To be fair, a few parts are disconcerting. Since Parker and Case aren’t constrained by a 1960s TV budget, it’s weird imagining West and Gorshin performing death-defying aerial stunts atop a biplane that would be expensive to film and probably kill them both in the process. Alfred seems sprier than any previous version ever, and Aunt Harriet is 100% off-model. (I’m guessing legal issues?)

Overall, though, Batman ’66 seems just the cure for my too-old-for-the-new-DC blues. My teenage self would throw a tantrum if he caught me enjoying this, but he needs to understand that super-heroes and I are in very different places now, compared to where we were three decades ago. I have other sources to fulfill my Serious Literature needs. I’m secure enough in my hobby that I no longer consider this version of Batman a base effrontery to my reading preferences. Given that DC is publishing nothing else like it at the moment, its unique audacity stands out from an otherwise sullen, monotonous crowd.

Ironically, the Batman ’66 nostalgia-fest is one of DC’s online-first titles, available in the comics equivalent of an ebook format through ComiXology or at DC’s own online store. For fussy paper collectors like me, DC is also releasing hard-copy versions to comic shops everywhere after the fact. The first issue, which collects the first three digital installments, has been in stores since July 17th. Be sure to tell all your really old friends and acquaintances so we can band together and make this an astounding bestseller.

(Wouldn’t it be fun to see the looks on the faces of DC Editorial if this began outselling New 52 titles? I can dream.)

One response

  1. Holy return to fun, yes. I went through those stages too. Batman was first on the air when I was 7 years old and it was the greatest. I went through that stage where I hated it because Batman was supposed to be dark and serious. But, in the decades since then, we have gotten dark and serious beyond my wildest dreams or nightmares.
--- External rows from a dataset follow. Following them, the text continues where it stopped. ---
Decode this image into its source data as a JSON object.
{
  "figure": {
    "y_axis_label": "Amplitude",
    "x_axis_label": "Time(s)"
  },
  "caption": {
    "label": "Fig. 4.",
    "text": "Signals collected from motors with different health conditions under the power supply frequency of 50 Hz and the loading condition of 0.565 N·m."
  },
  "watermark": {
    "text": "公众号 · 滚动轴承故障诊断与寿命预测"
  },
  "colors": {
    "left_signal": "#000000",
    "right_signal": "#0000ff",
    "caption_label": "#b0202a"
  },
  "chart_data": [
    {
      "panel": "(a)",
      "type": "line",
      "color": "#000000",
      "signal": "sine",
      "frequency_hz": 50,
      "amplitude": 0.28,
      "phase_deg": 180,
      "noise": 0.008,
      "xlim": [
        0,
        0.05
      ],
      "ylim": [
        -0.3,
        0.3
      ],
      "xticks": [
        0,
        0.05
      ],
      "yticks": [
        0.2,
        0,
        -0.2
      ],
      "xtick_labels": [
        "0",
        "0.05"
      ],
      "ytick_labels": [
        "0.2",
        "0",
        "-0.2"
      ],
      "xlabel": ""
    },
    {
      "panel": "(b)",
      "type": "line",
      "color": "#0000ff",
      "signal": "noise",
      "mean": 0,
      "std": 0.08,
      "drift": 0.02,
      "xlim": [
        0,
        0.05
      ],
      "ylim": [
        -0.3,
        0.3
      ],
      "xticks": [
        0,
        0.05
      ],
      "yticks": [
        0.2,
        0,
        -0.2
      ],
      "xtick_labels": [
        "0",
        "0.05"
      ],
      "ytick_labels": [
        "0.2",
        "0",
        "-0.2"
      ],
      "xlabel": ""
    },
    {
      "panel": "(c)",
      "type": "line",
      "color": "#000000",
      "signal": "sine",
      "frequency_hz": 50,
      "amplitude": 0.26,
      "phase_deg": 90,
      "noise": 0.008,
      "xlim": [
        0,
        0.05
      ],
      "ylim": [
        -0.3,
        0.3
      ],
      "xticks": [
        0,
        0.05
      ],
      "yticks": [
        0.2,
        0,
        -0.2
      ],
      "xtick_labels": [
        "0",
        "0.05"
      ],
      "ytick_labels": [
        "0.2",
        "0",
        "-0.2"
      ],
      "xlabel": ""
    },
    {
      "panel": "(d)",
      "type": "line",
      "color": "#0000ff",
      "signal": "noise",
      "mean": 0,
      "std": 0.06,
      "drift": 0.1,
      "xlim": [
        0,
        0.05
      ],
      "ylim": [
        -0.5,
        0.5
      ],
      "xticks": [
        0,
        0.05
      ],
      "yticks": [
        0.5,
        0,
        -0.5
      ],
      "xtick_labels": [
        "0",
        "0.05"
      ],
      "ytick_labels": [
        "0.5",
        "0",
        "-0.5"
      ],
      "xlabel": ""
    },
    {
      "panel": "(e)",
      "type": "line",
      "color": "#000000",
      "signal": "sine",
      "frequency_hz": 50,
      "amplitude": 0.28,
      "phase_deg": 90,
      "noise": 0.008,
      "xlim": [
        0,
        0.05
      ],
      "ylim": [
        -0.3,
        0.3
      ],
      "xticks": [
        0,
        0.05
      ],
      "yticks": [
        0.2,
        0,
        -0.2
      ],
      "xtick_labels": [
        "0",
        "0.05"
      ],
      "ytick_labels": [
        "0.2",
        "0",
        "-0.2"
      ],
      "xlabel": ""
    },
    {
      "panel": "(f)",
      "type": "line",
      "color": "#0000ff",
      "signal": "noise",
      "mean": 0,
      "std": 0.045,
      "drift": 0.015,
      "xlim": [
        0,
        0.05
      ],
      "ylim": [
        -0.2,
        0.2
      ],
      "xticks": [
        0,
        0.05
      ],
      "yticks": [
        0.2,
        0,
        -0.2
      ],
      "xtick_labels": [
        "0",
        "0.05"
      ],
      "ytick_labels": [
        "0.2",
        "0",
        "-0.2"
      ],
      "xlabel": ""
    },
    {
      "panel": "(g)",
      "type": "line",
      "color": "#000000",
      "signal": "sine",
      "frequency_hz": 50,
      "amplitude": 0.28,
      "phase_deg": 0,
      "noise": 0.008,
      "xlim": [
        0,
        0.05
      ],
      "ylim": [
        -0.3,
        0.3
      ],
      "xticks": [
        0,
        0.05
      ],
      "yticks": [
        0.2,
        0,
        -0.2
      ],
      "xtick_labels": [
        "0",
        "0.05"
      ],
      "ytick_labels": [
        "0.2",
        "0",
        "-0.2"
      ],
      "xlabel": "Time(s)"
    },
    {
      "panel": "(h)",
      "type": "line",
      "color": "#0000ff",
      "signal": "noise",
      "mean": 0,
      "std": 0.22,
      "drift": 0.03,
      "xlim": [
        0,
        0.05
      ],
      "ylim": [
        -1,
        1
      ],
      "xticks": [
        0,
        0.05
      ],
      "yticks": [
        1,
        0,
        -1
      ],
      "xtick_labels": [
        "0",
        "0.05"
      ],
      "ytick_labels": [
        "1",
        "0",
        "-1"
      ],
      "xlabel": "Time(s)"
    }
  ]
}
At least we have one comic book that dares to be not only funny but fun, an amazing world where heroes have fun and are generally happy and being neurotic isn’t a requirement. Even Batman can be well-adjusted. I also look forward to Wonder Woman ’77 (Lynda Carter) and I think Jeff Parker, the one writer who truly remembers the core things that made us love super heroes to begin with before we obscured it with tons of grownup debris, has mentioned that Batman ’66 may not be crossover-proof but only because it may eventually crossover with WW ’77 and maybe a Superman ’51 or ’78, all settings from when comics were fun.